Misuse or misclassification under LRS is a frequent source of FEMA and tax exposure.
LRS is liberal—but not limitless.
2. Who Is Eligible Under LRS
LRS applies to:
resident individuals only.
It does not apply to:
companies, LLPs, firms, trusts, or HUFs.
Each individual has a separate annual limit.
3. Annual Limit Under LRS
The current LRS limit is:
USD 250,000 per financial year per individual,
inclusive of:
all outward remittances, and
investments made during the year.
The limit is aggregate across all banks.
4. Permitted Uses Under LRS
LRS permits remittances for:
education and medical expenses abroad,
travel and living expenses,
gifts and donations,
maintenance of close relatives,
purchase of foreign securities, and
setting up or acquiring overseas entities (within conditions).
Purpose must be genuine and correctly declared.
5. Prohibited Uses Under LRS
LRS does not permit remittances for:
lottery, gambling, or betting,
margin trading or speculative activities,
purchase of foreign lottery tickets, and
any purpose notified as prohibited.
Prohibited remittances are not compoundable.
Under LRS, purpose matters more than amount.
6. Investment vs Expense — Key Distinction
Remittances under LRS can be:
current account (expenses), or
capital account (investments).
Capital remittances:
trigger additional FEMA conditions, and
may require post-remittance reporting.
7. Banking Process for LRS Remittances
The typical process involves:
Form A2 and declaration,
purpose code selection, and
KYC and limit verification by the bank.
Banks rely on customer declarations.
8. TCS on LRS Remittances
Certain LRS remittances attract:
Tax Collected at Source (TCS) under the Income-tax Act.
TCS applicability depends on:
purpose of remittance, and
threshold limits.
TCS is not a tax cost—it is adjustable.
9. Tracking Limits Across Banks
Individuals must:
track remittances across all banks, and
ensure cumulative limit is not breached.
Banks do not have a centralised tracker.
Under LRS, tracking responsibility lies with the remitter—not the bank.
10. Documentation and Record Keeping
Key documents include:
remittance advice,
purpose declaration,
bank confirmations, and
investment contracts (where applicable).
These are essential for audit and scrutiny.
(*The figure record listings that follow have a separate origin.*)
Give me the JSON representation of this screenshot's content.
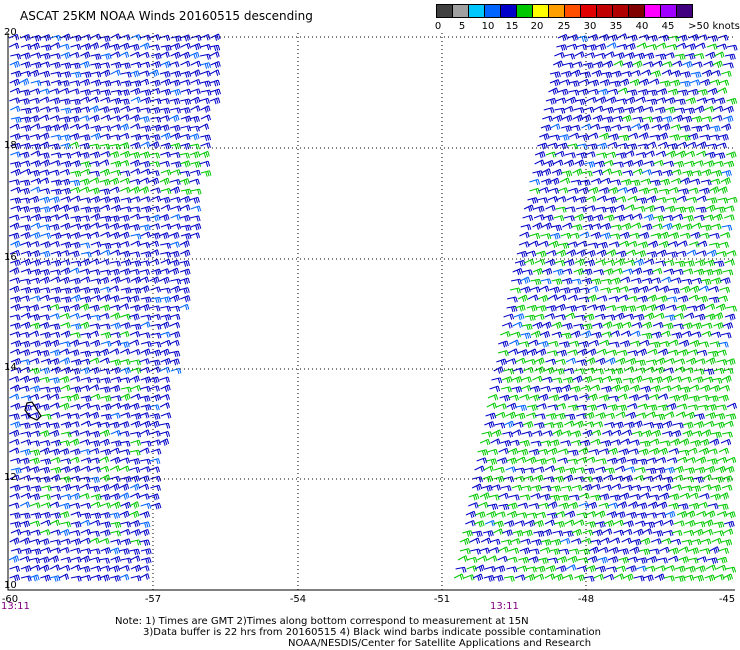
{
  "title": "ASCAT 25KM NOAA Winds 20160515 descending",
  "legend": {
    "labels": [
      "0",
      "5",
      "10",
      "15",
      "20",
      "25",
      "30",
      "35",
      "40",
      "45",
      ">50 knots"
    ],
    "colors": [
      "#404040",
      "#a0a0a0",
      "#00c8ff",
      "#0064ff",
      "#0000c8",
      "#00c800",
      "#ffff00",
      "#ffa000",
      "#ff5000",
      "#e00000",
      "#c00000",
      "#b00000",
      "#800000",
      "#ff00ff",
      "#a000ff",
      "#400080"
    ]
  },
  "axes": {
    "lat_labels": [
      "20",
      "18",
      "16",
      "14",
      "12",
      "10"
    ],
    "lon_labels": [
      "-60",
      "-57",
      "-54",
      "-51",
      "-48",
      "-45"
    ]
  },
  "times": [
    "13:11",
    "13:11"
  ],
  "notes": [
    "Note: 1) Times are GMT 2)Times along bottom correspond to measurement at 15N",
    "3)Data buffer is 22 hrs from 20160515 4) Black wind barbs indicate possible contamination",
    "NOAA/NESDIS/Center for Satellite Applications and Research"
  ],
  "barb_colors": {
    "blue": "#0000c8",
    "light_blue": "#0064ff",
    "green": "#00c800"
  }
}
11. LRS vs Other FEMA Routes
LRS:
applies only to individuals.
ODI/FDI routes:
apply to entities and structured investments.
Misuse of LRS for business expansion is a common error.
12. Common Mistakes Under LRS
Frequent errors include:
exceeding annual limits,
wrong purpose code selection,
treating investment remittances as expenses, and
ignoring tax/TCS implications.
These surface during tax assessments and FEMA reviews.
13. Practical Guidance for Individuals
Individuals should:
plan remittances annually,
segregate expense and investment remittances, and
maintain a personal LRS tracker.
Advance planning prevents violations.
14. Practical Guidance for Professionals
Professionals must:
review purpose and limits,
advise on TCS and reporting, and
ensure correct FEMA route is followed.
Written advice reduces future disputes.
15. CABTA Insight
“LRS is freedom with responsibility—limits, purpose, and tracking are non-negotiable.”